Moshe: A priesthood? What the heck will we need priests for? I thought we left all the nonsense behind in Egypt?  You, you’re the REAL G”d, not these phony idols, or that pantheon of half-human-half-animals the Egyptians worship. Those Egyptian priests are no paragons of virtue, let me tell you. The control the granaries and so much more in Egypt. I suspect if some Pharaoh teed them off, they’d arrange quickly for a new Pharaoh.  You really want to concentrate power in the hands of an aristocratic elite? Is that the sort of religion You have in mind? If so, I’m not sure I wanna go along for the ride. I may be an ex-prince of Egypt, but You;re the One who put me in charge of the rabble, and now I feel like one of them, and I care about their equality. why should they trade one kind of enslavement for another? Is that freedom? Priests? I think we should be a whole nation of priests. Yeah, that’s the ticket. A nation of priests. I’d like to see that. Wouldn’t You?

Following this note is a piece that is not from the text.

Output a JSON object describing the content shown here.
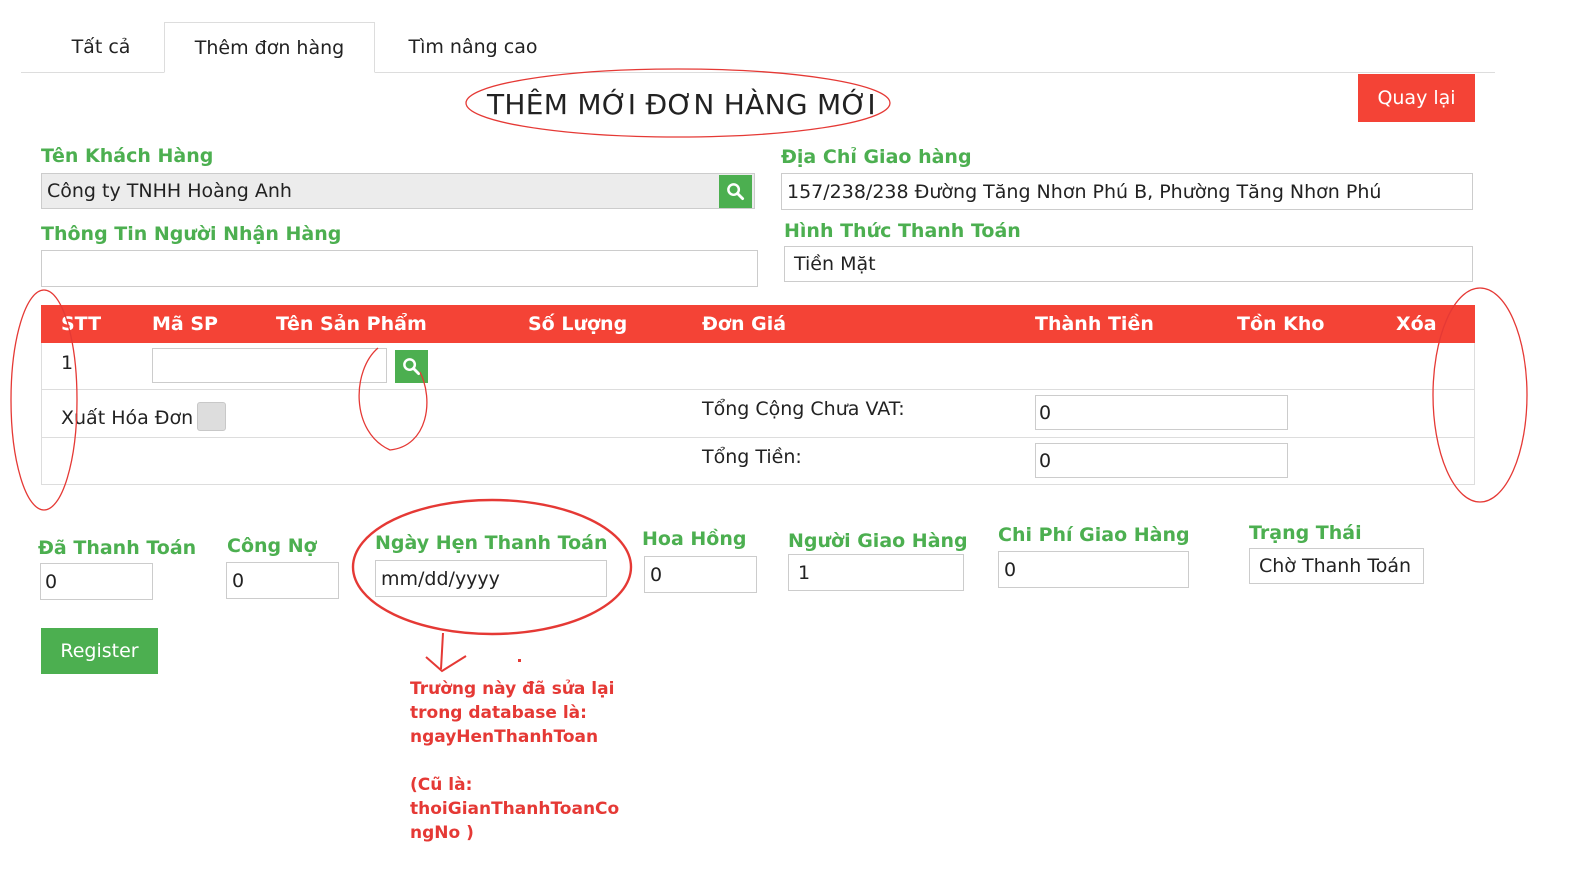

G”d: Moshe, have you noticed my nose? It’s really, really flaring. You are pushing it to the limit. How dare you? Look, this was your idea-to give Aharon something so that the family line could benefit from your service. I can take that way in an instant. Don’t cross me. Though I do like that “nation of priests” thing. I just don’t think it’s time yet. Moshe, deal with it. There are going to be priests!

Moshe: But a hereditary priesthood? Next I suppose you’ll want sacrificial altars and regular tributes and all that. I thought You were above all that nonsense-that it was just for show.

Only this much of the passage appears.